Negin Moslem

60641150000

Publications - 1

Human-robot interaction based on artificial intelligence in clinical healthcare centers: A systematic review and meta-analysis

Publication Name: Computers in Human Behavior Reports

Publication Date: 2026-05-01

Volume: 22

Issue: Unknown

Page Range: Unknown

Description:

The integration of artificial intelligence (AI) into human-robot interaction (HRI) in healthcare has fundamentally revolutionized the emotional, social, and cognitive interaction between humans and robotic systems. This systematic review examines how AI-powered healthcare bots affect patient trust, therapeutic alliance, and user bonding.

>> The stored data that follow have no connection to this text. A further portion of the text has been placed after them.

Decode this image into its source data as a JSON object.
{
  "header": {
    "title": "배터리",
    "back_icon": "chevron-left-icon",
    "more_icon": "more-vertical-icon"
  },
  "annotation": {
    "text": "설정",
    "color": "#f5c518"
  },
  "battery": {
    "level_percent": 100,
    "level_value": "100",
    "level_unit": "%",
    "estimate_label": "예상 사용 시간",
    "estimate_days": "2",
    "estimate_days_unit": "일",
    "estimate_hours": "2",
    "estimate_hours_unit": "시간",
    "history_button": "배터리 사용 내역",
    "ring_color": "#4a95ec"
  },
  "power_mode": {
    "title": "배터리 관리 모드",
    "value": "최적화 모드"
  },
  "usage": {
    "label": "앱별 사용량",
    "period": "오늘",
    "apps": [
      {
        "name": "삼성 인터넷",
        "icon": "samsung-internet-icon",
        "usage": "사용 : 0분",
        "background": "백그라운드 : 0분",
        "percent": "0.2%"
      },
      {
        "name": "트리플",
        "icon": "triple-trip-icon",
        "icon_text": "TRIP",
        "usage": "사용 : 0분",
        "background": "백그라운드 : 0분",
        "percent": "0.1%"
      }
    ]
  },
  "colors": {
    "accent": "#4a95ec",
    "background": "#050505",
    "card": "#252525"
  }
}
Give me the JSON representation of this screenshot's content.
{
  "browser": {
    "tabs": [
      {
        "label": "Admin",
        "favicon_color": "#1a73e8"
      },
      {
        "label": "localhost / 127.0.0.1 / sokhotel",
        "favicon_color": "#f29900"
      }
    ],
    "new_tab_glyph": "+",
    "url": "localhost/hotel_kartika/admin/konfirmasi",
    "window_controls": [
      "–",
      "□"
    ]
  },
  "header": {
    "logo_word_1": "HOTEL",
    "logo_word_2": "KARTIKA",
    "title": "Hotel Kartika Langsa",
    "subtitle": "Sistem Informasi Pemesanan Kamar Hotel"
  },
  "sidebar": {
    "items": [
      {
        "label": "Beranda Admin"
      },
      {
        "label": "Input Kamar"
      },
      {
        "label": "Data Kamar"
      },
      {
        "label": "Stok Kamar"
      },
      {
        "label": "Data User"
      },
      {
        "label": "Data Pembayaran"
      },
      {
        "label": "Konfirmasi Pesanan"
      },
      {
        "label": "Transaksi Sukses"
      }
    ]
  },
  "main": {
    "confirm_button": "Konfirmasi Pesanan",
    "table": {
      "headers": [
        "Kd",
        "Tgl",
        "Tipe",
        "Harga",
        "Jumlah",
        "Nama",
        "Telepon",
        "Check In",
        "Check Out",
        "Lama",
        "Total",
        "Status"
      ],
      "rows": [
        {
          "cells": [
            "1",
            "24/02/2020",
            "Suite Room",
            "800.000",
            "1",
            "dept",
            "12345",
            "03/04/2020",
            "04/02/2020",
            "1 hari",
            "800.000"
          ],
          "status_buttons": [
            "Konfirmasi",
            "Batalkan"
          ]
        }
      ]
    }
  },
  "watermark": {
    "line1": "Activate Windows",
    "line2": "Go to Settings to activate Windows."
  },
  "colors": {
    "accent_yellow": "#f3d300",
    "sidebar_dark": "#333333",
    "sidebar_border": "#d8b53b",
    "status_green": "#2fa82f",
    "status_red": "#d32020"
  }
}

A PRISMA-compliant literature search was conducted in five major databases: PubMed, Scopus, IEEE Xplore, Springer, and MDPI, covering studies published in English between 2010 and 2025. The inclusion criteria targeted experimental research, including evaluation studies, of AI-enhanced HRI in clinical and assistive fields. Reviews, non-experimental work, and studies without AI integration were excluded. Methodological quality and risk of bias were assessed using the revised Cochrane Risk of Bias tool for randomized trials (RoB 2), while robvis was used to generate visual summaries of the risk-of-bias assessments. Meta-analysis calculated Diagnostic Odds Ratios (95% CI) for reported diagnostic outcomes. Bibliometric visualization was performed using VOSviewer. The results show that visualized and emotionally intelligent robots outperformed virtual agents in delivering emotional security and therapeutic value. However, diagnostic accuracy was low (AUC≈0.39; pooled specificity = 0.53) with substantial heterogeneity (I2 ˜ 68%), and meta-regression identified no significant moderators, leaving residual variability (τ2 = 0.479). Gaps between user expectations and responsiveness limited engagement, and limited longitudinal designs restricted long-term insights. RoB 2 indicated moderate methodological variability. Despite these constraints, culturally adaptive robotic systems enhance clinical communication and patient trust, underscoring the importance of personalization and emotional intelligence in future AI healthcare robots.